Which reminds me. My current boss has run two marathons and one half-marathon. He has, I think, the natural body of a runner—high surface area to weight ratio (tall and lanky)—and apparently goes to the gym to practice his running on that most hilarious of apparatuses, the treadmill. I know this because last week, he was limping and I asked him why and his secretary piped up and informed me he’d fallen off the treadmill that morning at the gym.

From my observations, confirmed by my Friendtrainer, you have to be moving quickly to lose your balance on the treadmill. I guess it happens sometimes that a person puts one foot on the part that does not move and the other foot on the part that does move. It’s less falling off the treadmill than flying backwards off the treadmill and crashing into whatever is behind you. “I lost a lot of skin,” he told me. I can picture it and, being a veteran tripper and faller myself, the shameful dragging of oneself into a corner, waving away offers of assistance and hoping everyone will instantly forget that you wiped out in such a dramatic fashion right in front of them. As a result of my new commitment to the Gym, I and my sturdy Thomas Hardy milkmaid body are now prepared to buffer the backwards flight of any handsome treadmillers, should the need arise.

(The treadmill is hilarious because I read somewhere that it used to be for prisoners sentenced to “hard labor” back in the day. There are the galley-slave rowing machines, but for some reason it’s the treadmill that symbolizes all that is bizarre about the modern gym).

Despite everything, I like going to the gym. It is pleasurable to move my body and feel how lifting things up and down gets easier every time I do it. I’ve found that those childhood and adolescent years of jumping rope and learning dance routines for plays have given me good balance, flexibility and coordination. I get the giggles every time I go, from almost smacking my face into the floor trying to balance myself with my arms on the half-bouncy ball and my feet on the floor, or getting arrogant about how fast I can jump rope and then tripping forward or getting tangled in the laminated stretching instructions on the wall behind me. Today it was the last sit-up and choking back the “motherf@**%#r” that wanted to emerge from my throat, so as not to shock the 75 year-old gentleman near me, who was bending himself into a pretzel.
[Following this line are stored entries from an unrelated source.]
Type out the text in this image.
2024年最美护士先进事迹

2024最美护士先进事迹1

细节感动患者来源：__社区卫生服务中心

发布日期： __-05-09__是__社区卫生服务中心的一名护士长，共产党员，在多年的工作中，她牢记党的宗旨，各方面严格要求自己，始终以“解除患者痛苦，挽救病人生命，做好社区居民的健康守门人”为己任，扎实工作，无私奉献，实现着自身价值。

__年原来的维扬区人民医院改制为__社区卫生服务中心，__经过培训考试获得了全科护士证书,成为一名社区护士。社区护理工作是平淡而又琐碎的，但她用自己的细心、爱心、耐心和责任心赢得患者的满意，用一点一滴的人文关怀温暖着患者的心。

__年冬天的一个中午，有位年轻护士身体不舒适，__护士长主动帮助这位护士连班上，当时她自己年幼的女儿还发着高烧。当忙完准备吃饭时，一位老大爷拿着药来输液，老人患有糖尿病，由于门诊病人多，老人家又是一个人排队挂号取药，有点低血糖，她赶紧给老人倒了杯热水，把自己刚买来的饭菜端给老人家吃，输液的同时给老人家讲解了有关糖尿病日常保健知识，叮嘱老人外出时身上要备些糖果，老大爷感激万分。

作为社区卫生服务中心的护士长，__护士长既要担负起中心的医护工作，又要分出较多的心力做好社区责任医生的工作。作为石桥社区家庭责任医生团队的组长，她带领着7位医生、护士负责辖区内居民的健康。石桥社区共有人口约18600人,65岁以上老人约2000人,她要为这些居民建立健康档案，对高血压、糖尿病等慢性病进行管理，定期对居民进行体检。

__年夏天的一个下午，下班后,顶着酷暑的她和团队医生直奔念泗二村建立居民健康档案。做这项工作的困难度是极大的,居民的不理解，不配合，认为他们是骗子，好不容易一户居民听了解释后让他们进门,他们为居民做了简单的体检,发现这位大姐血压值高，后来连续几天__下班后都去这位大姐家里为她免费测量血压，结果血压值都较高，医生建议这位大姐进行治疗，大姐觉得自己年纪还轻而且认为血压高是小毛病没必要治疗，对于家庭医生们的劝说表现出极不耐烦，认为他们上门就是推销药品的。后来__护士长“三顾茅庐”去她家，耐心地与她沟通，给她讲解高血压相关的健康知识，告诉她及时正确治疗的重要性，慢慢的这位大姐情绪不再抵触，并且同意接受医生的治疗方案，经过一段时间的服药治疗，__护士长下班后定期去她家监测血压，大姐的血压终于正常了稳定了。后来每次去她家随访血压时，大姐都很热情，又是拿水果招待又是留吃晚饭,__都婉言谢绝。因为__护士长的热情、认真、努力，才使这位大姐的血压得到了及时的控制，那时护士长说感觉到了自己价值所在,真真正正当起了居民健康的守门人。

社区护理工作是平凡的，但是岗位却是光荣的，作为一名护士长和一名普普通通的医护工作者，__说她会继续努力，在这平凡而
It’s not nude wrestling covered in oil, and there are no vibrant discussions of art and philosophy, but I’ll give it some time and keep smiling and saying hello to people, even though that’s the one thing absolutely guaranteed to make them stare. That and my psychedelic Hello Kitty canvas bag and bright orange coat, I think.


  1. You remind me of all the reasons - the real reasons - why we got a Wii Fit so that we could exercise in the privacy of our own living room.
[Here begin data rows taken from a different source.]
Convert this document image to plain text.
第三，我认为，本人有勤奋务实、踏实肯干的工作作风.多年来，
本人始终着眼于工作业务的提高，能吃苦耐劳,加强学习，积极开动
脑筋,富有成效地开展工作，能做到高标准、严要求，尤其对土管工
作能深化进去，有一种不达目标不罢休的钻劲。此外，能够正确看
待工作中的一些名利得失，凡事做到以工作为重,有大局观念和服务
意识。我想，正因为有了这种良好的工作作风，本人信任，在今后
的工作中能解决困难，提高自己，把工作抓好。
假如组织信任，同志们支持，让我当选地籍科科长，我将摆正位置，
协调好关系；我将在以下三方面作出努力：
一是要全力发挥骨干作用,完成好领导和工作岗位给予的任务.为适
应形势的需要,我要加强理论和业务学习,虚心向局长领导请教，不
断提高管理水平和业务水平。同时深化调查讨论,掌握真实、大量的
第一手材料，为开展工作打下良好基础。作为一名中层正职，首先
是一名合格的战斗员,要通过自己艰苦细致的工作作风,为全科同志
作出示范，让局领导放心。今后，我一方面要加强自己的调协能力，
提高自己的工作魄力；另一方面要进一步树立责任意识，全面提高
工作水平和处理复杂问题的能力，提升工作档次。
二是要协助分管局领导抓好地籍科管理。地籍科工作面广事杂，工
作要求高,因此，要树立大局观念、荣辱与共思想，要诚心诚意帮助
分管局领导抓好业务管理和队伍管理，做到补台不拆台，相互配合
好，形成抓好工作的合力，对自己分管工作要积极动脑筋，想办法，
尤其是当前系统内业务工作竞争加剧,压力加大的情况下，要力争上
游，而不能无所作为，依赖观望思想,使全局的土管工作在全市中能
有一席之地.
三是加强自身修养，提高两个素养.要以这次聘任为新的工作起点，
    I recall Marge Simpson once started a women-only gym whose main selling point was a guarantee of "no mirrors". Struck me as a great idea, I couldn't think why it wasn't a more common business.
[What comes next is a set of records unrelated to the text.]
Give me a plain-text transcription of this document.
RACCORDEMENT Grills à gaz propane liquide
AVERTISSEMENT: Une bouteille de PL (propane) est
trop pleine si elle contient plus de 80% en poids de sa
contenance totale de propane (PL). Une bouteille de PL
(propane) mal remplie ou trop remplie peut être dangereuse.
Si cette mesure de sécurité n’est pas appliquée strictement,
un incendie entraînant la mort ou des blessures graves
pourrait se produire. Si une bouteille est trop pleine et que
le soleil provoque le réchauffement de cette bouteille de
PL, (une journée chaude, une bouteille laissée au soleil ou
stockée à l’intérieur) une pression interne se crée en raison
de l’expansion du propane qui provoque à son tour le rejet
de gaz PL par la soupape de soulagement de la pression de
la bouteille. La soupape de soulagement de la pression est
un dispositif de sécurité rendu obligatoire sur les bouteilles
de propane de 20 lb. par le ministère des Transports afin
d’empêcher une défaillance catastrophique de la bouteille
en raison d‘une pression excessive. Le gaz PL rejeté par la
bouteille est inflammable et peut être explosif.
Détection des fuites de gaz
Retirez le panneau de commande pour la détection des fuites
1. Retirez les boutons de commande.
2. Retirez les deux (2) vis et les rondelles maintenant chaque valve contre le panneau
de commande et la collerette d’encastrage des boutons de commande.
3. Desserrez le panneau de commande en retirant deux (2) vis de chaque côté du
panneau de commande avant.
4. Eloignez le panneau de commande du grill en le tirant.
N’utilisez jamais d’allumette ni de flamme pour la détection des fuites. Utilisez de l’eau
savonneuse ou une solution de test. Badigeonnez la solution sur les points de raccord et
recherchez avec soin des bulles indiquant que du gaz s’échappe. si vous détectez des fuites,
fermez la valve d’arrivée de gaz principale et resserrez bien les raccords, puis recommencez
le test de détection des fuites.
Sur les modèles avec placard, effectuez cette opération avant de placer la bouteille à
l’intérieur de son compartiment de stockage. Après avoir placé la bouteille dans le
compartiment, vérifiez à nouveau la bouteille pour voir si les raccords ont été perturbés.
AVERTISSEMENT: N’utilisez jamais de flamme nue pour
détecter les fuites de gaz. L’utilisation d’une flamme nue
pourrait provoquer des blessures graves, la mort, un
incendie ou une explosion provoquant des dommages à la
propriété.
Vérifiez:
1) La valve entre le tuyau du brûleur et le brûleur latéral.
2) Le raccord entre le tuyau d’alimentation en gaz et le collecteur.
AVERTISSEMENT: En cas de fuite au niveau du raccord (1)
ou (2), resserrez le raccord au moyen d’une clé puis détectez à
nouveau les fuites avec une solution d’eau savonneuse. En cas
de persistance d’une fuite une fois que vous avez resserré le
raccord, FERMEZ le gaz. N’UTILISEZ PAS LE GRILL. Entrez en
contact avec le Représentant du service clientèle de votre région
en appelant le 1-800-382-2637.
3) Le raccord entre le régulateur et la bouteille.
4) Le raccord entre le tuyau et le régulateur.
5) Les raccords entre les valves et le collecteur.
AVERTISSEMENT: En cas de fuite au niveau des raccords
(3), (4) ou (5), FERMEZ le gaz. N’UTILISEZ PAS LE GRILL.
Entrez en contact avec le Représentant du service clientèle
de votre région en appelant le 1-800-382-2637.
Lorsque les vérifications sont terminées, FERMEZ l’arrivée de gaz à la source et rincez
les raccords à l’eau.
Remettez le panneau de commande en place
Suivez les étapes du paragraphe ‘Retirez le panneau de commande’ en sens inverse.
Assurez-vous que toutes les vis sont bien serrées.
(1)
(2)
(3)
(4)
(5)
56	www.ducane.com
    So... is there anywhere one can go for vibrant discussions of art and philosophy, nowadays?

  2. Hmm. I haven't succumbed to the Gym yet. I still like my lonely trail in the early morning. Ducks and redwing blackbirds don't make me self-conscious. But the hammering of my old joints has made me think, in recent days, that I should go join the place that has a pool, and take up swimming. Oh, the humanity. Yikes.

    Vet: Starbucks.

  3. I've always been too self-conscious for the gym myself (well, that, and lazy). Good for you on overcoming such inhibitions.

  4. The epitome of gym life for me was when I competed in “The Twin Cities Indoor Triathlon”. Timed running on a tread mill, timed ride on a stationary bike and 40 laps in the pool. The winner was based on total elapsed time on the treadmill, bike and pool.